A escola, inclusive, trouxe para a Bruna outra oportunidade de viver a arte do ballet no berço do Bolshoi. Em 2019, ela foi convidada a fazer um estágio na escola de três semanas, uma experiência que ela considera “intensa”. Na oportunidade, ela também permaneceu uma semana no Teatro e Escola Coreográfica de Perm, também na Rússia. 

Projeto social

Quase 20 anos depois, a paixão e o amor de Bruna pela dança continuam os mesmos desde o teste na escola. Porém, agora, todo o encanto pela dança é transbordado aos alunos da professora, nas disciplinas de Dança Clássica, Repertório, Dança Popular Histórica, Ginástica, Dramatização, e nas aulas teóricas de História da Arte e da Dança.

Além disso, fora das paredes do Bolshoi, Bruna também comanda um projeto social com o objetivo de levar a dança para outros públicos. O projeto Labart surgiu da ideia de oportunizar artistas, bailarinos, professores de arte, admiradores, pessoas que tenham o desejo de levar arte a quem não tem condições financeiras.

“Esse projeto foi criado junto com um amigo, que também se formou na escola. No projeto, existem 15 bolsistas que fazem aula de dança clássica e contemporânea. Estamos com uma nova proposta de trabalho que são os laboratórios. São momentos que nos permitimos ir além e nos entregar com mais profundidade a pesquisas, experimentos e até parcerias com outros artistas e profissionais para podermos expandir nossa visão e capacidade”, conta.

O projeto também tem como meta levar intervenções na cidade, asilos, orfanatos, patrimônios culturais, escolas e locais de menos acessibilidade da cidade. As ações, inclusive, têm inspirações nas atividades que também são realizadas no Bolshoi.

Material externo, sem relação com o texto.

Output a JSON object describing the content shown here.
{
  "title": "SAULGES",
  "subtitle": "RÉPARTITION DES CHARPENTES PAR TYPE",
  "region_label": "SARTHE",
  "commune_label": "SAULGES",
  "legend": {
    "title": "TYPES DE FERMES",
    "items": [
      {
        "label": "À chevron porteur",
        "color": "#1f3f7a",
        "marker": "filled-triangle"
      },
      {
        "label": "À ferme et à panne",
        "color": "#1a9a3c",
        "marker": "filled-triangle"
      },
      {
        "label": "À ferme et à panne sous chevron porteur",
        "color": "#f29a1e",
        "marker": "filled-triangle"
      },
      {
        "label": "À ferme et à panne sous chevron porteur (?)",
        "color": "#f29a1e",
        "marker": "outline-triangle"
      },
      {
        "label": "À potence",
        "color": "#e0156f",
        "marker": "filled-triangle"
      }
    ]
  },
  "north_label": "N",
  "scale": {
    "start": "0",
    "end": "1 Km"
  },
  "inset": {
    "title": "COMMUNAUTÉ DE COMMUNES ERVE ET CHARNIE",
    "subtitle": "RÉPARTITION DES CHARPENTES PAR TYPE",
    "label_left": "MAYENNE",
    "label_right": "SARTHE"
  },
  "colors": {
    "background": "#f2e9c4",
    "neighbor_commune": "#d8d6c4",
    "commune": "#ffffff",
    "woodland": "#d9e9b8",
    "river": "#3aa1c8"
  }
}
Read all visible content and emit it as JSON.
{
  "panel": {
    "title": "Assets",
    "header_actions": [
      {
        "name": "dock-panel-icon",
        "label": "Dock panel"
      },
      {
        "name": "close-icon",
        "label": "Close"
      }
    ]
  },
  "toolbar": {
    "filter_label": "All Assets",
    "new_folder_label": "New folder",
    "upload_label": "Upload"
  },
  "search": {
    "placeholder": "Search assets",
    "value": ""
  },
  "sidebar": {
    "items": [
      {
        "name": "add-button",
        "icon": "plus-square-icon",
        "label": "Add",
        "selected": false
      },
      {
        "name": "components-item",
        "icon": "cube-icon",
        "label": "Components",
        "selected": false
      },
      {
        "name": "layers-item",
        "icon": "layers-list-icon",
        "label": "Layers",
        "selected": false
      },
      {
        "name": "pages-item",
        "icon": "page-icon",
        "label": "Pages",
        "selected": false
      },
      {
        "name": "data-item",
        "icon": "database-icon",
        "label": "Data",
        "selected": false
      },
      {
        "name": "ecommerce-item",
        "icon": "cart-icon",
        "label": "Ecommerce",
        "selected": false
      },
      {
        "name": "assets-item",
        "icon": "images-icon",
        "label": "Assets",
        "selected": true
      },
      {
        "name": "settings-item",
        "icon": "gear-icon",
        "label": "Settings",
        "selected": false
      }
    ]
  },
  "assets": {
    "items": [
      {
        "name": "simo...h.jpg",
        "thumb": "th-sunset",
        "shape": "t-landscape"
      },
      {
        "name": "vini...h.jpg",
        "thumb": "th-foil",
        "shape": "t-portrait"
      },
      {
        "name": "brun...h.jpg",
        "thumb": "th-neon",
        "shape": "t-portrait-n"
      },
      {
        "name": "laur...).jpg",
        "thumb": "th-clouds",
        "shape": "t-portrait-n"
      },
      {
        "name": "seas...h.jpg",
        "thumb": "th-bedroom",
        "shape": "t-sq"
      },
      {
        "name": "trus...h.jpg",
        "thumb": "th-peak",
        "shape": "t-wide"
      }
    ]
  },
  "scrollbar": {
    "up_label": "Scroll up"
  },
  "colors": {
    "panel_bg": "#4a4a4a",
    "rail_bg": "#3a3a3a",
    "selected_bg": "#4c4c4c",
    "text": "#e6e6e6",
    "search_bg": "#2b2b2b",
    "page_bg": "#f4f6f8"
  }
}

Mudança de vida. Esse é o principal sentimento que emana em Bruna após anos de história alinhada ao Bolshoi. Para ela, o local já se tornou uma segunda casa e os alunos, uma segunda família, que refletem sentimento de gratidão.

“Eu acredito que a vocação, o desejo e o dom vivem dentro da gente, mas sempre precisa de alguém ou algo que desperte e mostre o caminho para ser seguido, e foi isso que a Escola Bolshoi fez na minha vida. Foi esse mediador para realizar esse sonho que eu nem sabia que existia dentro de mim”, finaliza.